Geek Shit Wednesday Vol. X

We skipped last week's Geek Shit Wednesday due to an overwhelming attack of the drunkenness (IE, my birthday) but here, faithful readers, get your geek on.

US Navy Makes MMO Wargame to Combat Somali Pirates

Taking open-source to the next level, the Navy is launching a wargame allowing you to suggest solutions to the problem of real-life piracy. 

"'We want to test this proposition: can you get a crowd to provide you with good information?' Larry Schuette, the director for innovation at the Office of Naval Research, the Navy’s mad scientists, asks Danger Room. "'Is the wisdom of the crowd really that wise?'

"Working with the Institute for the Future, a Silicon Valley nonprofit, Schuette produced the Navy’s first foray into the gaming world. Other services have put together video games before, like the America’s Army recruitment game.  In fact, the Army has a whole office dedicated to gaming. But those games have been internal affairs, aimed at getting people to enlist or sharpen a servicemember’s skills. MMOWGLI wants you involved, even if your only experience with the Navy comes from Village People songs or Charlie Sheen movies."

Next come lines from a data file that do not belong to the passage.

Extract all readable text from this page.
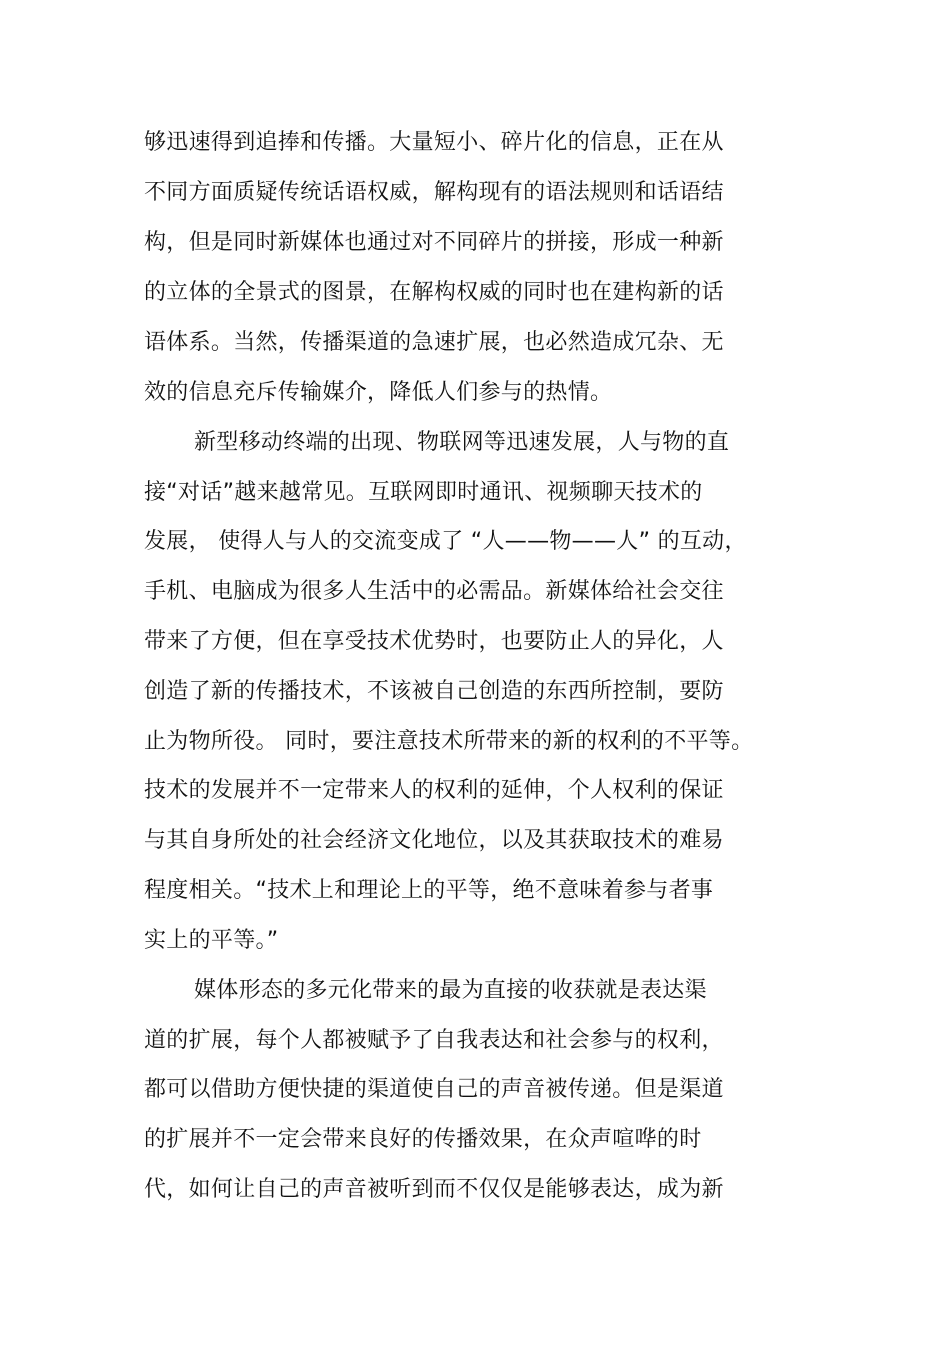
够迅速得到追捧和传播。大量短小、碎片化的信息，正在从
不同方面质疑传统话语权威，解构现有的语法规则和话语结
构，但是同时新媒体也通过对不同碎片的拼接，形成一种新
的立体的全景式的图景，在解构权威的同时也在建构新的话
语体系。当然，传播渠道的急速扩展，也必然造成冗杂、无
效的信息充斥传输媒介，降低人们参与的热情。
新型移动终端的出现、物联网等迅速发展，人与物的直
接“对话”越来越常见。互联网即时通讯、视频聊天技术的
发展， 使得人与人的交流变成了 “人——物——人” 的互动，
手机、电脑成为很多人生活中的必需品。新媒体给社会交往
带来了方便，但在享受技术优势时，也要防止人的异化，人
创造了新的传播技术，不该被自己创造的东西所控制，要防
止为物所役。 同时，要注意技术所带来的新的权利的不平等。
技术的发展并不一定带来人的权利的延伸，个人权利的保证
与其自身所处的社会经济文化地位，以及其获取技术的难易
程度相关。“技术上和理论上的平等，绝不意味着参与者事
实上的平等。”
媒体形态的多元化带来的最为直接的收获就是表达渠
道的扩展，每个人都被赋予了自我表达和社会参与的权利，
都可以借助方便快捷的渠道使自己的声音被传递。但是渠道
的扩展并不一定会带来良好的传播效果，在众声喧哗的时
代，如何让自己的声音被听到而不仅仅是能够表达，成为新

The game sounds pretty fun-- you essentially Tweet (within the MMO interface) suggestions or ideas, have your ideas adjusted and voted on, and are awarded points based on those ideas.  What will be done with the information?  Maybe nothing.  However, if something innovative and new comes of the game, you could see your ideas adapted into Navy war doctrine.  I'm probably going to play.

[Ars Technica]

NASA Choosing Between Titan Boat, Mars Lander, or Comet Hopper

The Discovery Program at NASA has examined submissions by teams of scientists to decide the course of upcoming interplanetary investigations.  They've come up with three different proposals and will decide which one will become the Agency's next pet project.  What's on the table?  A lander which will examine the interior of the planet Mars, a hopper which will visit the same comet multiple times to measure its changes during its journey, and a boat which would visit the methane-ethane sea Ligeia Mare on the moon Titan.

"Nasa is pondering three potential missions as it picks its next interplanetary project. Depending on its final choice the US space agency could examine the interior of Mars, study a comet over time or float a robot boat in the icy seas of Titan.

"The agency's Discovery Program invited proposals for cosmic investigations in June 2010. The panel received 28 submissions and has now whittled the competition down to the final three. Each team will receive $3 million to further study, conceptualise and design their plans.

"In 2012 Nasa will pick the winner and supply the team with a sizable budget (cost-capped at $425 million) to carry out development and embark on the mission by around 2016."

Sweet!  I totally vote for the Titan boat-- the moon has always held fascination for me and is one of the top contenders in our solar system for harboring extraterrestrial life.  

[Wired UK]

Navy Advances the Science of Fusion

The Navy is innovating again, with a project moving forward seeking to produce fusion, the process (as yet unsustainable) that fuels the hearts of stars.  

"EMC2 Fusion doesn't have tens of millions of venture capital to play with — but it does have a $7.9 million Navy contract to test a plasma technology known as inertial electrostatic confinement fusion, also known as Polywell fusion. The idea is to accelerate positively charged ions in an electrical cage to such an extent that they occasionally spark a fusion reaction, releasing energy and neutrons. The concept was pioneered by the late physicist Robert Bussard, and carried forward by the EMC2 Fusion team in Santa Fe, N.M."

If fusion like this could be achieved, it would be revolutionary to the energy industry.